I’m going to throw one AAA title in here, as it’s the obvious choice. Take Brutalist architecture, and add a chilling score from game composition veterans Patri Alanko and Martin Stig Andersen. Alanko has some especially chilling percussive bits and … yeah, it’s just a beautiful score set against a ton of ugly concrete architecture with 70s typography and a bunch of weirdo sci-fi references, so I’m in.

50% off sounds good. The music is not there, it appears, but it’s available on (gulp) streaming services.

https://store.steampowered.com/app/870780/Control_Ultimate_Edition/?curator_clanid=33027220

Reader nominees

I totally forgot All Walls Must Fall, which is set in a cyberpunk alternate timeline where Berlin is still divided and the Cold War never ended. It’s got all the historical accuracy of Command & Conquer: Red Alert and a stripped-down gameplay borrowed from XCOM, but, like, crossed with Tresor and rhythm-synced to a rave-y beat a la Rez.
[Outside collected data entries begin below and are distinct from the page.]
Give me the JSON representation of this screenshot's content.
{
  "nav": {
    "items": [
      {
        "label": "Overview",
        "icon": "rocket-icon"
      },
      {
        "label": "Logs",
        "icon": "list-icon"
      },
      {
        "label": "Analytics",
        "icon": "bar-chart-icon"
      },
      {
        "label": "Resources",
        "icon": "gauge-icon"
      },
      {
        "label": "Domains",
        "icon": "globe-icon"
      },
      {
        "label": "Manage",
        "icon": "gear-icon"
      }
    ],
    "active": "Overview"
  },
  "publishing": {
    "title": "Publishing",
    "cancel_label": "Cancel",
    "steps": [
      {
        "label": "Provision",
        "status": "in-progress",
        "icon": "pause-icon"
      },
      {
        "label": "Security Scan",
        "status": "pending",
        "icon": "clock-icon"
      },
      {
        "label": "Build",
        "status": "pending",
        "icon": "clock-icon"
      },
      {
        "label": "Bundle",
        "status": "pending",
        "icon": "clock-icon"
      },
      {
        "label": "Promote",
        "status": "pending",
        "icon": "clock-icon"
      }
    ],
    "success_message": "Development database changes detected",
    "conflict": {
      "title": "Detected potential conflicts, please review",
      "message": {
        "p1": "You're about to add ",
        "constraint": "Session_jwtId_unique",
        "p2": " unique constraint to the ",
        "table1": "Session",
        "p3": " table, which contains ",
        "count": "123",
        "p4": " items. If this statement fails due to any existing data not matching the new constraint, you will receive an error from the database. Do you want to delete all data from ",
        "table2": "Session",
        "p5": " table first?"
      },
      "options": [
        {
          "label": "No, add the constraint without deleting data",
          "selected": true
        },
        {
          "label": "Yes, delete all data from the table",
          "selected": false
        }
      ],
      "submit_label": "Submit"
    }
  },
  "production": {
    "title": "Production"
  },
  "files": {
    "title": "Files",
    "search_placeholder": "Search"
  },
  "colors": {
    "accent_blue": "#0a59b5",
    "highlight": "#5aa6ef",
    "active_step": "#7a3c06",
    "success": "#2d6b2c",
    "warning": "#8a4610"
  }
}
I guess I should go rescue it from mixed reviews. My tax money helped pay for it. This is what’s great about Steam sales, of course – people who love oddball experiences can ignore those down reviews and try something different, even something that’s ambitious and half-fails.

https://store.steampowered.com/app/628290/All_Walls_Must_Fall__A_TechNoir_Tactics_Game/

Speaking of REZ, another reader points to Tetsuya Mizuguchi’s titles, including Rez Infinite and Lumines. They’re also on sale and include the ability to use a second controller as a vibrator as you play, which is cool.

Oh and see this synesthesia lounge from Tetsuya-san.

Now I think I still have the Dreamcast version of Rez…

https://youtu.be/YZL4Cbt-knk

Honorable Mentions

Cloudpunk is a fascinating title that skips all this overblown cyberpunk stuff to just let you focus on flying around like you’re in Blade Runner. Sonic Mania for five bucks deserves special mention because Naofumi Hataya and Tee Lopes nailed the chip music feel of the original Sonic games, while bringing them into our century.

Composer Darren Korb also continues on a roll, but let’s point out specifically that the excellent Transistor Roguelike – from the same creator as the ultra-hyped Hades is like a couple of bucks. You can’t not get it at that price, which is what makes the sale so much fun.

I don’t know your tastes, but the moody chilled melancholy of the score is one of my favorites. 85% off, wow.

Plus, the games I mentioned earlier this year are also on sale. Let’s talk about VirtuaVerse. Oh, it’s brilliant. (Broken Reality is barely a game in comparison to Paradise Killer, but it also has a psychotic weirdo vaporwave soundtrack.)

https://cdm.link/2020/07/indie-games-a-warped-mirror-to-our-online-dystopias/

There’s still time left, so what did I miss?

Also. Steam. Thanks for the Steam Points, but seriously… no thanks.

Steam Points: My friends all got a new GPU and a copy of Cyberpunk 2077, and I got… this bird.